QED: Scalable Verification of Hardware Memory Consistency

Memory consistency model (MCM) issues in out-of-order-issue microprocessor-based shared-memory systems are notoriously non-intuitive and a source of hardware design bugs. Prior hardware verification work is limited to in-order-issue processors, to proving the correctness only of some test cases, or to bounded verification that does not scale in practice beyond 7 instructions across all threads. Because cache coherence (i.e., write serialization and atomicity) and pipeline front-end verification and testing are well-studied, we focus on the memory ordering in an out-of-order-issue processor's load-store queue and the coherence interface between the core and global coherence. We propose QED based on the key notion of observability that any hardware reordering matters only if a forbidden value is produced. We argue that one needs to consider (1) only directly-ordered instruction pairs -- transitively non-redundant pairs connected by an edge in the MCM-imposed partial order -- and not all in-flight instructions, and (2) only the ordering of external events from other cores (e.g.,invalidations) but not the events' originating cores, achieving verification scalability in both the numbers of in-flight memory instructions and of cores.
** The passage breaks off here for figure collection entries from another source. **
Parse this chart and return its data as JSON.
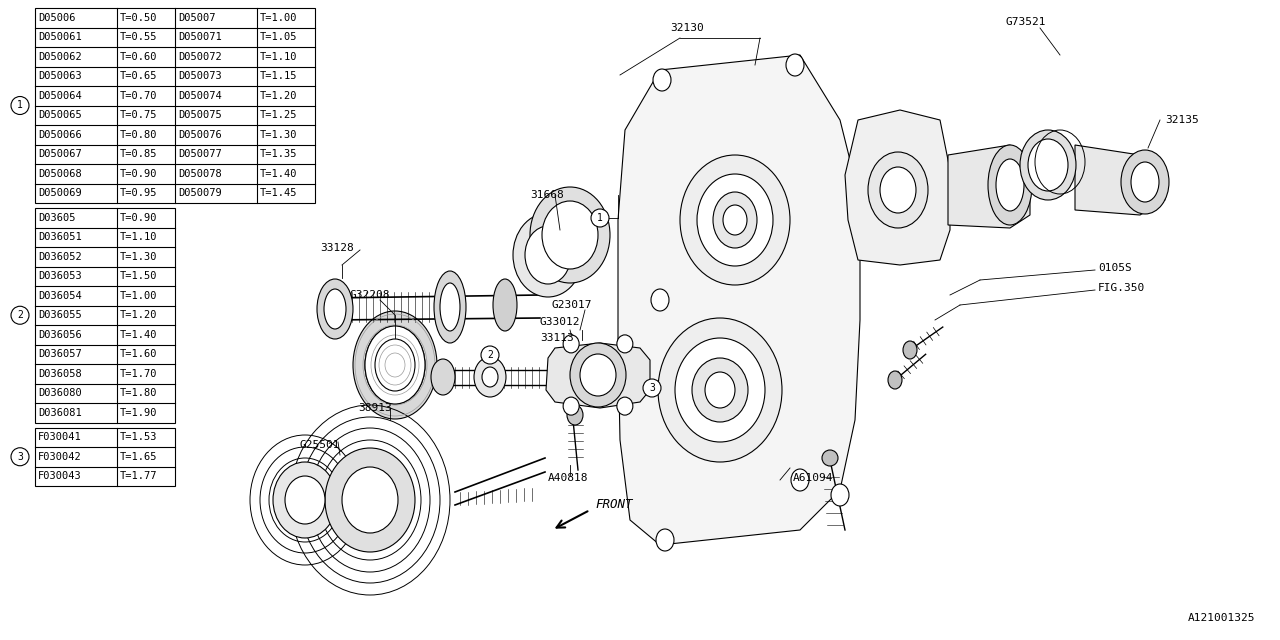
{
  "bg_color": "#ffffff",
  "table1_rows": [
    [
      "D05006",
      "T=0.50",
      "D05007",
      "T=1.00"
    ],
    [
      "D050061",
      "T=0.55",
      "D050071",
      "T=1.05"
    ],
    [
      "D050062",
      "T=0.60",
      "D050072",
      "T=1.10"
    ],
    [
      "D050063",
      "T=0.65",
      "D050073",
      "T=1.15"
    ],
    [
      "D050064",
      "T=0.70",
      "D050074",
      "T=1.20"
    ],
    [
      "D050065",
      "T=0.75",
      "D050075",
      "T=1.25"
    ],
    [
      "D050066",
      "T=0.80",
      "D050076",
      "T=1.30"
    ],
    [
      "D050067",
      "T=0.85",
      "D050077",
      "T=1.35"
    ],
    [
      "D050068",
      "T=0.90",
      "D050078",
      "T=1.40"
    ],
    [
      "D050069",
      "T=0.95",
      "D050079",
      "T=1.45"
    ]
  ],
  "table2_rows": [
    [
      "D03605",
      "T=0.90"
    ],
    [
      "D036051",
      "T=1.10"
    ],
    [
      "D036052",
      "T=1.30"
    ],
    [
      "D036053",
      "T=1.50"
    ],
    [
      "D036054",
      "T=1.00"
    ],
    [
      "D036055",
      "T=1.20"
    ],
    [
      "D036056",
      "T=1.40"
    ],
    [
      "D036057",
      "T=1.60"
    ],
    [
      "D036058",
      "T=1.70"
    ],
    [
      "D036080",
      "T=1.80"
    ],
    [
      "D036081",
      "T=1.90"
    ]
  ],
  "table3_rows": [
    [
      "F030041",
      "T=1.53"
    ],
    [
      "F030042",
      "T=1.65"
    ],
    [
      "F030043",
      "T=1.77"
    ]
  ]
}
Exhaustively considering all pairs of instruction types and all types of external events intervening between each pair, QED attempts to restore any reordered instructions to an MCM-complaint order without changing the execution values, where failure indicates an MCM violation. Each instruction pair's exploration results in a decision tree of simple, narrowly-defined predicates to be evaluated against the RTL. In our experiments, we automatically generate the decision trees for SC, TSO, and RISC-V WMO, and illustrate automatable verification by evaluating a substantial predicate against BOOMv3 implementation of RISC-V WMO, leaving full automation to future work.

翻译：在基于乱序发射微处理器的共享内存系统中，内存一致性模型（MCM）问题因其高度反直觉的特性成为硬件设计缺陷的重要来源。现有硬件验证工作局限于顺序发射处理器、仅验证部分测试用例的正确性，或采用有界验证方法（实际应用中跨所有线程的指令数不超过7条）。鉴于缓存一致性（即写串行化与原子性）及流水线前端验证与测试已得到充分研究，本文聚焦于乱序发射处理器加载-存储队列中的内存排序问题，以及处理器核与全局一致性模块之间的接口。我们提出基于关键可观测性概念的QED方法——只有当硬件重排序产生了被禁止的值时，该重排序才具有实际影响。论证表明：（1）只需考虑MCM偏序约束下由边直接连接的指令对（即传递非冗余对），而非所有执行中指令；（2）仅需关注来自其他处理器核的外部事件（如失效操作）的排序，无需追踪事件发起核。由此实现执行中内存指令数量与处理器核数量的双重可扩展验证。通过穷举所有指令类型对及每对指令间可能介入的外部事件类型，QED尝试在不改变执行结果的前提下将被重排序的指令恢复至符合MCM规范的顺序，若恢复失败则表明存在MCM违规。每条指令对的探索生成由简单窄化谓词构成的决策树，该决策树可直接在RTL上求值。实验表明，我们已自动生成的SC、TSO及RISC-V WMO协议的决策树，并通过评估针对BOOMv3（RISC-V WMO实现）的实质性谓词验证了自动化验证能力，完整自动化方案留待未来研究。